Sonunda “ötanazi” kavramını ortaya atıp vahşi bir “çözümü” ciddi tartışma konusu yaptılar.

***

Dünya onu 2009 yılında Richard Gere’in başrolü oynadığı “Haçiko: Bir Köpeğin Hikâyesi” filmi ile tanıdı. Hikâye etkileyici:

Tokyo Üniversitesi Ziraat Fakültesi öğretim üyesi Prof. Ueno, akita cinsi bir köpek edinir. Adını Haçiko koyar. Haçiko her gün Prof. Ueno’ya tren istasyonuna kadar eşlik eder. Akşam da Şibuya’daki istasyon çıkışında bekler.
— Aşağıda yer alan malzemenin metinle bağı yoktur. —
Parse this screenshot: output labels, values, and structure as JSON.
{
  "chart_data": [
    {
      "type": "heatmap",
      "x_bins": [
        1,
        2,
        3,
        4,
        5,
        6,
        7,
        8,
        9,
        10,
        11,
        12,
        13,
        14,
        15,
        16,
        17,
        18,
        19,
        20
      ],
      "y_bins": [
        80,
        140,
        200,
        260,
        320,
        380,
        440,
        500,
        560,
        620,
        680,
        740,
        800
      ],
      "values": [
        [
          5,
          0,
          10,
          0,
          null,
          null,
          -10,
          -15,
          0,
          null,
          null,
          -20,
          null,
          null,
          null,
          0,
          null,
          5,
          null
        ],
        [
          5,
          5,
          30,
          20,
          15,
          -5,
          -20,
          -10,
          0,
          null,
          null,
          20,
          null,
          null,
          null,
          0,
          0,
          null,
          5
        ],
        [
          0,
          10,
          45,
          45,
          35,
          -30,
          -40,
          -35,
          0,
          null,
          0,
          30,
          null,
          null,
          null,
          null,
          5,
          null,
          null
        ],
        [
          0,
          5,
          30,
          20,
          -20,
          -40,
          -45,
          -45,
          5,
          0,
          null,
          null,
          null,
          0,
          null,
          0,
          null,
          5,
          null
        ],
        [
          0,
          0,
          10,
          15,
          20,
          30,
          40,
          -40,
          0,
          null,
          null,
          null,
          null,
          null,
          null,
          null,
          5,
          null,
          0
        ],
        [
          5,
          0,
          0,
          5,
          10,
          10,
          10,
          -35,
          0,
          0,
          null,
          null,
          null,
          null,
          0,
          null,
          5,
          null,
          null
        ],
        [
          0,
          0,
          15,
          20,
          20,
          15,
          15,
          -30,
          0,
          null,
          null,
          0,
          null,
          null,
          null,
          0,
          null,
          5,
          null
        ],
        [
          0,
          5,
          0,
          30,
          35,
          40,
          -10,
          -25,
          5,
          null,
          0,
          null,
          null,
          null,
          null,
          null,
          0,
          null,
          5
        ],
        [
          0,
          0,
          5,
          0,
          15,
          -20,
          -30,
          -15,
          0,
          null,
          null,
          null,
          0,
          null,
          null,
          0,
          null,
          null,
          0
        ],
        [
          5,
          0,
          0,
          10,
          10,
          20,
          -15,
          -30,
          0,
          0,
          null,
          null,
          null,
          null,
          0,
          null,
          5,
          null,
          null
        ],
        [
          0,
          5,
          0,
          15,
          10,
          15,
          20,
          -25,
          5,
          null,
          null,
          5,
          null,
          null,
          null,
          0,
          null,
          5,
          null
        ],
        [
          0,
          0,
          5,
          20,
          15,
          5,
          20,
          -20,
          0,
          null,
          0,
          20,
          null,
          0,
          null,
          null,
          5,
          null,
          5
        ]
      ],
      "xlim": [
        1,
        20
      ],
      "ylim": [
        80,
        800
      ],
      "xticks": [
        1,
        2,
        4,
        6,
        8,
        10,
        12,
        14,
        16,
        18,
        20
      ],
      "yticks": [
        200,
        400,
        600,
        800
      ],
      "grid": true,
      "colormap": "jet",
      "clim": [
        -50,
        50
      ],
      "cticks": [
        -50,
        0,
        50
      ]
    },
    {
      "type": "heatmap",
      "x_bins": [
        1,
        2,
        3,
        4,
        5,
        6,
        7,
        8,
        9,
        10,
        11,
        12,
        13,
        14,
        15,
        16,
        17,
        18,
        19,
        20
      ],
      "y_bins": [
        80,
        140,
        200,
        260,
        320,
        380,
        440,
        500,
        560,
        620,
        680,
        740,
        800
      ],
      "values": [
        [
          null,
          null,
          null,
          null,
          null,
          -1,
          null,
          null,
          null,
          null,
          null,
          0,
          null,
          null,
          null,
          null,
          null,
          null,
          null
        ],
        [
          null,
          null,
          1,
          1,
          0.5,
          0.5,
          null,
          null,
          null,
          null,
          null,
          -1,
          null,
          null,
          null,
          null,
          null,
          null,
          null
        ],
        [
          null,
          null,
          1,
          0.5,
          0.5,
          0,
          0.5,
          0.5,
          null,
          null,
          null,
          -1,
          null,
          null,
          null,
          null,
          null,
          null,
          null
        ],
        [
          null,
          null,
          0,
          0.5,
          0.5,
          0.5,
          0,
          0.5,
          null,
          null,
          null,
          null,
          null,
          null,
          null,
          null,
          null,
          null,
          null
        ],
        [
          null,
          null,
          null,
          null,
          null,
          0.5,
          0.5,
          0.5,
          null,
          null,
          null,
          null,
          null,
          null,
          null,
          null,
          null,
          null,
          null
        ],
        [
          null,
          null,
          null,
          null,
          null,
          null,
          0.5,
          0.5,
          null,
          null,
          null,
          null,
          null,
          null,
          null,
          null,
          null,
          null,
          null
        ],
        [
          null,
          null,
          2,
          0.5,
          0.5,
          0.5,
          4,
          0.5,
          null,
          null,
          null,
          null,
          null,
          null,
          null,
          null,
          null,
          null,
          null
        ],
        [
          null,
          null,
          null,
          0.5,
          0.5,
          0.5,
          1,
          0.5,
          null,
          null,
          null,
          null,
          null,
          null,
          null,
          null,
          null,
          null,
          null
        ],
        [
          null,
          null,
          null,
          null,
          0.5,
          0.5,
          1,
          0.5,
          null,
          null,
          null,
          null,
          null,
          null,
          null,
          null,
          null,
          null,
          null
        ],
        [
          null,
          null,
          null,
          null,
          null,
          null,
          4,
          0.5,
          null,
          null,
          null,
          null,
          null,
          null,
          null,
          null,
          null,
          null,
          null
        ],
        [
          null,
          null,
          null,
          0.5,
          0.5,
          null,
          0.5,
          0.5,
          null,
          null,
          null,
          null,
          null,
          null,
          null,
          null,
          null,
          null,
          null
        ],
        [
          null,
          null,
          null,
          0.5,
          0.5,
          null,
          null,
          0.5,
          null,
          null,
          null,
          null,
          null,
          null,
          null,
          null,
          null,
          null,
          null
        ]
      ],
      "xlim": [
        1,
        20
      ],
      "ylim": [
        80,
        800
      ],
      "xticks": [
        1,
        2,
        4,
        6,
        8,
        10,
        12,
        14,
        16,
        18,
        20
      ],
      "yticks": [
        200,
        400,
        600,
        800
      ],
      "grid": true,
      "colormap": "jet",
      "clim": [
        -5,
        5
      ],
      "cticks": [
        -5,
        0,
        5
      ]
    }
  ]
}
Birlikte eve gelirler. Prof. Ueno, 30’lu yaşlarda üniversitede beyin kanaması geçirir, yaşamını yitirir. Ancak Haçiko onu en son bıraktığı istasyonda beklemeye devam eder. Çevredeki esnaf, köpeği hocanın bir akrabasına götürür. Ancak Haçiko, yine o istasyona gelir, ayrılmaz. Bunun üzerine esnaf oraya bir kulübe yapar, sahiplenir. Haçiko, 8 Mart 1935’te ölene dek oradan ayrılmaz. Japonya’da ün salan Haçiko’nun son nefesini verdiği yerde bir heykeli yapılır. İkinci Dünya Savaşı sırasında heykel silah yapmak için eritilir. 1948’de ilk heykeli yapan sanatçı Tern Ando’nun oğlu Takeşi Ando yeni bir heykel yapar.

Bu heykel bugün Şibuya metrosunun Haçiko çıkışında, 10 yıl sahibini beklediği yerde, insan boyuna yakın bir yükseltinin üstünde.

2020’deki Tokyo gidişimizde biz de ziyaret etmiştik.

Bölge çok kalabalık. Yaya geçidi sayabildiğim kadarıyla altı yönlü. Ancak Haçiko’yu bulmak zor değil. Önünde fotoğraf çektirmek için kuyruk var. Biz de kuyruğa girdik. Fotoğraf önce tek tek sonra grup halinde, ardından selfi şeklinde olunca uzuyor. Çocuklar nasıl sarılıyorlar, canlıymış gibi. Bizim önümüzde Filipinli grup vardı. Onlara sorduk:

-Haçiko, sizin için ne ifade ediyor?

“O, bütün dünyada sevgi ve sadakatin lideridir” dediler.

Arkamızda ise genç bir Rus çift vardı. Onların yanıtı da güzeldi:

“O hepimizin.”

***

Hayvanları sevmeyen insanları da sevemez.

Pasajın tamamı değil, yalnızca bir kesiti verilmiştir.